Odom L F, Tubergen D G, Githens J H, Heideman R L, Blake M A
Med Pediatr Oncol. 1983;11(2):79-90. doi: 10.1002/mpo.2950110204.
Seventy-four children ranging in age from 6 months to 17.5 years with acute lymphoblastic leukemia newly diagnosed between 1976 and 1979 were entered on a study incorporating intermittent chemotherapy with or without the addition of bacillus Calmette-Guérin (BCG). The chemotherapy program consisted of induction with vincristine, dexamethasone, and intrathecal methotrexate, intensification with adriamycin and asparaginase, central nervous system treatment with cranial irradiation and intrathecal methotrexate, and continuation treatment with 5-day courses of combination chemotherapy administered every three weeks. The first phase of continuation therapy incorporated vincristine, adriamycin, 6-mercaptopurine, and dexamethasone. In the second phase, oral methotrexate was substituted for the adriamycin in non-T-cell patients; in T-cell patients, cytosine arabinoside or cyclophosphamide and methotrexate in alternating cycles were substituted for the adriamycin and asparaginase was added. Total duration of therapy was approximately 2.5 years. Connaught BCG was administered by Heaf gun on days 8 and 15 of each 3-week cycle for the first 8 months of treatment in approximately one-third of the patients. Actuarial disease-free survival with a median follow-up of 59 months shows no difference in outcome between the BCG and non-BCG poor-risk patients. However, there is an improvement in disease-free survival of BCG-treated good- and average-risk girls (P = 0.04). While patients were actively receiving BCG there was also a trend toward the development of fewer significant infections than when patients were not receiving BCG (P = 0.85). Toxicities from BCG administration included satellite rashes, local tenderness, lymphadenopathy, secondary infection, and residual scars. Overall disease-free survival by actuarial analysis is 60% at 6 years; for patients with unfavorable prognostic features it is 40%. In this trial the addition of BCG prolonged the disease-free survival of girls with good- and average-risk prognostic features and also may have decreased the susceptibility to infection while it was being administered. However, the benefit does not appear sufficient to warrant its routine use, especially in view of the toxicities encountered.

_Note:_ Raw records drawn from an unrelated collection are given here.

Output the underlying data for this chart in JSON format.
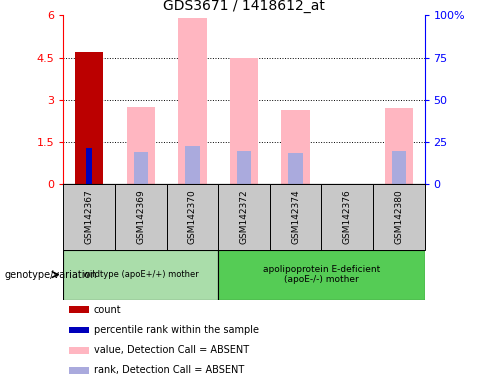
{
  "title": "GDS3671 / 1418612_at",
  "samples": [
    "GSM142367",
    "GSM142369",
    "GSM142370",
    "GSM142372",
    "GSM142374",
    "GSM142376",
    "GSM142380"
  ],
  "left_ylim": [
    0,
    6
  ],
  "left_yticks": [
    0,
    1.5,
    3,
    4.5,
    6
  ],
  "left_yticklabels": [
    "0",
    "1.5",
    "3",
    "4.5",
    "6"
  ],
  "right_ylim": [
    0,
    100
  ],
  "right_yticks": [
    0,
    25,
    50,
    75,
    100
  ],
  "right_yticklabels": [
    "0",
    "25",
    "50",
    "75",
    "100%"
  ],
  "count_values": [
    4.7,
    0,
    0,
    0,
    0,
    0,
    0
  ],
  "percentile_values": [
    1.3,
    0,
    0,
    0,
    0,
    0,
    0
  ],
  "pink_bar_values": [
    0,
    2.75,
    5.9,
    4.5,
    2.65,
    0,
    2.7
  ],
  "blue_bar_values": [
    0,
    1.15,
    1.35,
    1.2,
    1.1,
    0,
    1.2
  ],
  "pink_bar_color": "#FFB6C1",
  "blue_bar_color": "#AAAADD",
  "red_bar_color": "#BB0000",
  "blue_dot_color": "#0000BB",
  "group1_label": "wildtype (apoE+/+) mother",
  "group2_label": "apolipoprotein E-deficient\n(apoE-/-) mother",
  "group_label_prefix": "genotype/variation",
  "group1_color": "#AADDAA",
  "group2_color": "#55CC55",
  "bg_color": "#C8C8C8",
  "right_axis_color": "#0000FF",
  "dotted_yticks": [
    1.5,
    3.0,
    4.5
  ]
}
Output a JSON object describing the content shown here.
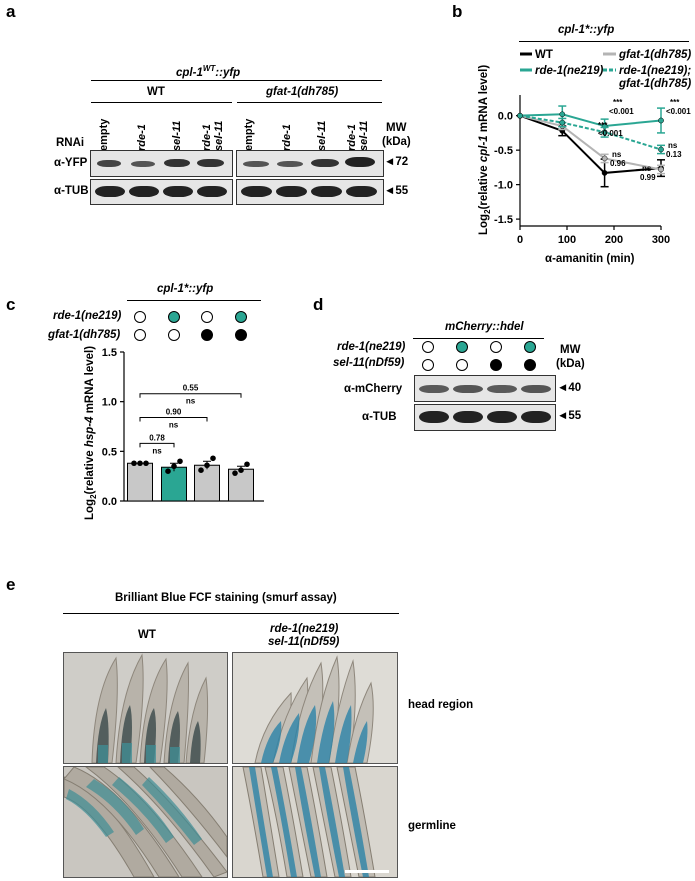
{
  "panels": {
    "a": "a",
    "b": "b",
    "c": "c",
    "d": "d",
    "e": "e"
  },
  "a": {
    "title": "cpl-1",
    "title_sup": "WT",
    "title_suffix": "::yfp",
    "group_wt": "WT",
    "group_gfat": "gfat-1(dh785)",
    "rnai_label": "RNAi",
    "lanes": [
      "empty",
      "rde-1",
      "sel-11",
      "rde-1",
      "empty",
      "rde-1",
      "sel-11",
      "rde-1"
    ],
    "lanes_second": [
      "",
      "",
      "",
      "sel-11",
      "",
      "",
      "",
      "sel-11"
    ],
    "mw_label": "MW",
    "mw_unit": "(kDa)",
    "row1_label": "α-YFP",
    "row2_label": "α-TUB",
    "mw1": "◄72",
    "mw2": "◄55",
    "band_color": "#2e2e2e"
  },
  "b": {
    "title": "cpl-1*::yfp",
    "legend": [
      "WT",
      "gfat-1(dh785)",
      "rde-1(ne219)",
      "rde-1(ne219);",
      "gfat-1(dh785)"
    ],
    "ylabel_pre": "Log",
    "ylabel_sub": "2",
    "ylabel_a": "(relative ",
    "ylabel_gene": "cpl-1",
    "ylabel_b": " mRNA level)",
    "xlabel": "α-amanitin (min)",
    "xticks": [
      "0",
      "100",
      "200",
      "300"
    ],
    "yticks": [
      "0.0",
      "-0.5",
      "-1.0",
      "-1.5"
    ],
    "annotations": [
      "***",
      "<0.001",
      "***",
      "<0.001",
      "***",
      "<0.001",
      "ns",
      "0.13",
      "ns",
      "0.96",
      "ns",
      "0.99"
    ],
    "colors": {
      "wt": "#000000",
      "gfat": "#b4b4b4",
      "rde": "#2aa693",
      "rde_gfat": "#2aa693"
    }
  },
  "chart_data": [
    {
      "type": "line",
      "title": "cpl-1*::yfp",
      "xlabel": "α-amanitin (min)",
      "ylabel": "Log2(relative cpl-1 mRNA level)",
      "xlim": [
        0,
        300
      ],
      "ylim": [
        -1.6,
        0.3
      ],
      "series": [
        {
          "name": "WT",
          "x": [
            0,
            90,
            180,
            300
          ],
          "y": [
            0,
            -0.22,
            -0.83,
            -0.76
          ],
          "err": [
            0,
            0.07,
            0.2,
            0.12
          ]
        },
        {
          "name": "gfat-1(dh785)",
          "x": [
            0,
            90,
            180,
            300
          ],
          "y": [
            0,
            -0.15,
            -0.62,
            -0.78
          ],
          "err": [
            0,
            0.05,
            0.06,
            0.06
          ]
        },
        {
          "name": "rde-1(ne219)",
          "x": [
            0,
            90,
            180,
            300
          ],
          "y": [
            0,
            0.02,
            -0.15,
            -0.07
          ],
          "err": [
            0,
            0.12,
            0.1,
            0.18
          ]
        },
        {
          "name": "rde-1(ne219); gfat-1(dh785)",
          "x": [
            0,
            90,
            180,
            300
          ],
          "y": [
            0,
            -0.1,
            -0.24,
            -0.49
          ],
          "err": [
            0,
            0.06,
            0.07,
            0.06
          ]
        }
      ]
    },
    {
      "type": "bar",
      "title": "cpl-1*::yfp",
      "ylabel": "Log2(relative hsp-4 mRNA level)",
      "categories": [
        "1",
        "2",
        "3",
        "4"
      ],
      "values": [
        0.38,
        0.34,
        0.36,
        0.32
      ],
      "err": [
        0.0,
        0.04,
        0.04,
        0.03
      ],
      "points": [
        [
          0.38,
          0.38,
          0.38
        ],
        [
          0.3,
          0.35,
          0.4
        ],
        [
          0.31,
          0.36,
          0.43
        ],
        [
          0.28,
          0.31,
          0.37
        ]
      ],
      "ylim": [
        0,
        1.5
      ],
      "comparisons": [
        {
          "a": 1,
          "b": 4,
          "p": "0.55"
        },
        {
          "a": 1,
          "b": 3,
          "p": "0.90"
        },
        {
          "a": 1,
          "b": 2,
          "p": "0.78"
        }
      ]
    }
  ],
  "c": {
    "title": "cpl-1*::yfp",
    "row1": "rde-1(ne219)",
    "row2": "gfat-1(dh785)",
    "row1_fill": [
      "none",
      "#2aa693",
      "none",
      "#2aa693"
    ],
    "row2_fill": [
      "none",
      "none",
      "#000000",
      "#000000"
    ],
    "ylabel_pre": "Log",
    "ylabel_sub": "2",
    "ylabel_a": "(relative ",
    "ylabel_gene": "hsp-4",
    "ylabel_b": " mRNA level)",
    "yticks": [
      "0.0",
      "0.5",
      "1.0",
      "1.5"
    ],
    "ns": "ns",
    "bar_colors": [
      "#c8c8c8",
      "#2aa693",
      "#c8c8c8",
      "#c8c8c8"
    ]
  },
  "d": {
    "title": "mCherry::hdel",
    "row1": "rde-1(ne219)",
    "row2": "sel-11(nDf59)",
    "row1_fill": [
      "none",
      "#2aa693",
      "none",
      "#2aa693"
    ],
    "row2_fill": [
      "none",
      "none",
      "#000000",
      "#000000"
    ],
    "mw_label": "MW",
    "mw_unit": "(kDa)",
    "blot1": "α-mCherry",
    "blot2": "α-TUB",
    "mw1": "◄40",
    "mw2": "◄55"
  },
  "e": {
    "title": "Brilliant Blue FCF staining (smurf assay)",
    "col1": "WT",
    "col2a": "rde-1(ne219)",
    "col2b": "sel-11(nDf59)",
    "row1": "head region",
    "row2": "germline"
  }
}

1976年至1979年间新诊断出患有急性淋巴细胞白血病的74名年龄在6个月至17.5岁之间的儿童参与了一项研究,该研究采用了间歇性化疗,部分患者添加了卡介苗(BCG),部分未添加。化疗方案包括用长春新碱、地塞米松和鞘内注射甲氨蝶呤进行诱导治疗,用阿霉素和天冬酰胺酶进行强化治疗,用颅脑照射和鞘内注射甲氨蝶呤进行中枢神经系统治疗,以及每三周进行为期5天的联合化疗进行维持治疗。维持治疗的第一阶段包括长春新碱、阿霉素、6-巯基嘌呤和地塞米松。在第二阶段,非T细胞患者用口服甲氨蝶呤替代阿霉素;在T细胞患者中,交替周期使用阿糖胞苷或环磷酰胺和甲氨蝶呤替代阿霉素,并添加天冬酰胺酶。治疗总时长约为2.5年。在大约三分之一的患者中,在治疗的前8个月里,每3周周期的第8天和第15天用Heaf枪接种Connaught BCG。中位随访59个月的精算无病生存率显示,BCG组和非BCG组的高危患者在预后方面没有差异。然而,接受BCG治疗的低危和中危女孩的无病生存率有所提高(P = 0.04)。在患者积极接受BCG治疗期间,与未接受BCG治疗时相比,发生严重感染的趋势也有所减少(P = 0.85)。接种BCG的毒性包括卫星状皮疹、局部压痛、淋巴结病、继发感染和残留疤痕。通过精算分析,6年时的总体无病生存率为60%;预后不良的患者为40%。在这项试验中,添加BCG延长了低危和中危预后特征女孩的无病生存期,并且在接种期间可能也降低了感染易感性。然而,这种益处似乎不足以保证其常规使用,特别是考虑到所遇到的毒性。